After new full-body scanners and pat-down procedures went into effect at U.S. airports Oct. 29, a debate is underway across the nation.
With biometrics and other high-tech identification technologies on the cutting edge of the government’s attempts to protect the country against terrorism and secure its borders, a groundswell movement of privacy activists and pilots is objecting.

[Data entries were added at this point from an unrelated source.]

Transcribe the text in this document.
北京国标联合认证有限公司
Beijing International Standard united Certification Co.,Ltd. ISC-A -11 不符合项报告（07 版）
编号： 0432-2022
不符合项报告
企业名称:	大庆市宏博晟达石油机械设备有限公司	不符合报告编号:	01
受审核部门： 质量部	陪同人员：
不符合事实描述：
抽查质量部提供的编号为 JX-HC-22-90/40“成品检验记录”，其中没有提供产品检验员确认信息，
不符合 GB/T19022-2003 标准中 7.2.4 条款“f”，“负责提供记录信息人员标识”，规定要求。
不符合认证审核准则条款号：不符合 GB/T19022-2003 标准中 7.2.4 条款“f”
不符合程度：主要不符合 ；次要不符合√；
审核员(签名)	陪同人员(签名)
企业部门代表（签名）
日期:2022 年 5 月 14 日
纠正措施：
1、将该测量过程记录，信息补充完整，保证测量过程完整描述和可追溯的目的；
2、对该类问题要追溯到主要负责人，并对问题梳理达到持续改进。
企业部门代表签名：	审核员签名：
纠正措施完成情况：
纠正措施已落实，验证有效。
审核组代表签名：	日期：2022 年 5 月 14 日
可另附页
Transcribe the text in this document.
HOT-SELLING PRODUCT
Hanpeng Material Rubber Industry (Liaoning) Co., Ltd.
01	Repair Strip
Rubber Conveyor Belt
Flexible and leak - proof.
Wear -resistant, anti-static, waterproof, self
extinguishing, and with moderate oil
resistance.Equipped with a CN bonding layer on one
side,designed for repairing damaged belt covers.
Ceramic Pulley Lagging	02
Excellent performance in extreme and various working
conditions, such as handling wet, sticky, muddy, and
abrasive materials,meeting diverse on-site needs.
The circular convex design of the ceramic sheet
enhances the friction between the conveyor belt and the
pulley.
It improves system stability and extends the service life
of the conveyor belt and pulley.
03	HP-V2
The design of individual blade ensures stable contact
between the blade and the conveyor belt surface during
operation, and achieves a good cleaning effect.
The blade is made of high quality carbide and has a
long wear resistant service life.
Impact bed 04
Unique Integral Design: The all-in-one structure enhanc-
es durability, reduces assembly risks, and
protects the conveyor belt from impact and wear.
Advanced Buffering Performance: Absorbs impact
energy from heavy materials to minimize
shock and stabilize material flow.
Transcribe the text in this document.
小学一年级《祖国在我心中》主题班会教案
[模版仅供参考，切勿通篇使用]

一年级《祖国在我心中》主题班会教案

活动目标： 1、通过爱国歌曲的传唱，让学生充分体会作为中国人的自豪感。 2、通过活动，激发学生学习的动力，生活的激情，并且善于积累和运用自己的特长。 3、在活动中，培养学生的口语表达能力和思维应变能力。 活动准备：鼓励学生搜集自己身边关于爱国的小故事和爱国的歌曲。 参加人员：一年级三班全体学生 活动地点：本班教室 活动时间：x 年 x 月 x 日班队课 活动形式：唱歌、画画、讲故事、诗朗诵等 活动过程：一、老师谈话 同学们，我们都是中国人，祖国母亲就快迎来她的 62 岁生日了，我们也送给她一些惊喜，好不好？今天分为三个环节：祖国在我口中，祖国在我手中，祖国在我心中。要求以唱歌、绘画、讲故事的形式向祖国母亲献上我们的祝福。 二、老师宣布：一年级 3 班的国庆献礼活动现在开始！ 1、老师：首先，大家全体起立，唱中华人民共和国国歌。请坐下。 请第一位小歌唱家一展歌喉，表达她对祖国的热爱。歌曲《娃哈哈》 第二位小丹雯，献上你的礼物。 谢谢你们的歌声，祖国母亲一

Health has been one of the issues raised about the scanners, as they emit radiation, just as standard x-rays or even a normal flight in an airplane would do. The Transportation Security Administration says the backscatter and other full-body scanners emit radiation 89,000 times lower than the safe annual limit, calling into question claims of pilots unions, who recently vowed to boycott the scanners because of health concerns.
Privacy concerns have been somewhat more difficult to discount. U.S. Department of Homeland Security head Janet Napolitano cautioned patience as the new TSA rules were implemented, writing in a Nov. 15 USA Today opinion piece that privacy measures were sufficient.
“All images generated by imaging technology are viewed in a walled-off location not visible to the public,” she said. “The officer assisting the passenger never sees the image, and the officer viewing the image never interacts with the passenger. The imaging technology that we use cannot store, export, print or transmit images.”
Although Napolitano has taken a strong stance on the subject, a number of online privacy organizations and activist groups oppose her. Some have even called for an “Opt Out Day” on Nov. 24, a day when many are traveling for the Thanksgiving holiday. The protest has received a good deal of media attention, with one blogger suggesting protestors wear kilts to stop, or at least humiliate, TSA employees performing enhanced pat-downs.
In addition, the Electronic Privacy Information Center has a privacy lawsuit against TSA in the works. EPIC and OptOutDay.org are both urging concerned citizens to contact their senators to get the issue put on the agenda at a TSA oversight hearing being held by the Senate Committee on Commerce, Science, and Transportation this week.
Although the future of the scanners is uncertain either in the public eye or Capitol Hill, with advances in technology such as voice and facial recognition and portable DNA analyzers, the privacy debate is likely far from over.